What’s really so special about them?
NFTs could potentially change the way artists make a living. Traditionally, once an artist sells a painting or a sculpture, they don’t usually get paid again even if their work appreciates in value years later.
With NFTs, you can code it such that the original creator gets a cut of the sale price each time the NFT gets resold. In essence, it allows the creator to set up a recurring revenue stream.
For investors, they get to purchase a piece of art without worrying about the logistics of maintaining a physical artwork. It is possible that investors could own pieces of an NFT – say 10% of the next Mona Lisa.
Just as robo-advisors made investing more accessible for everyone, so too could NFTs open up the rarefied world of art to smaller investors.

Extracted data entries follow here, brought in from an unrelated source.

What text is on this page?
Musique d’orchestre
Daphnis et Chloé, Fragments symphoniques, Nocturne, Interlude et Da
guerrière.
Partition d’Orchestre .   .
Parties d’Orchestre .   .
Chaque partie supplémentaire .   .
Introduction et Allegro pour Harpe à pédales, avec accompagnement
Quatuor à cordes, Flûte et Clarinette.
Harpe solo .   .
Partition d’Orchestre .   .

Should you invest in NFTs?
If you’re buying an NFT to support your favorite artist, by all means go ahead. But if you’re buying one purely as an investment, then you have to know about the risks. The NFT market is very new, and for all the hype about some NFTs selling for millions, their real value has not been established yet.
Right now, The Frugal Fox thinks the NFT market is largely speculative. With such crazy prices, the bubble may pop sooner rather than later. As with Bitcoin and other cryptocurrencies, NFTs will probably experience wild price swings in the months or years to come.
And although Bitcoin’s overall trajectory is still upwards over the past few years, there’s no guarantee that NFTs will chart a similar course.
Our take? Exercise caution if you want to invest in NFTs right now.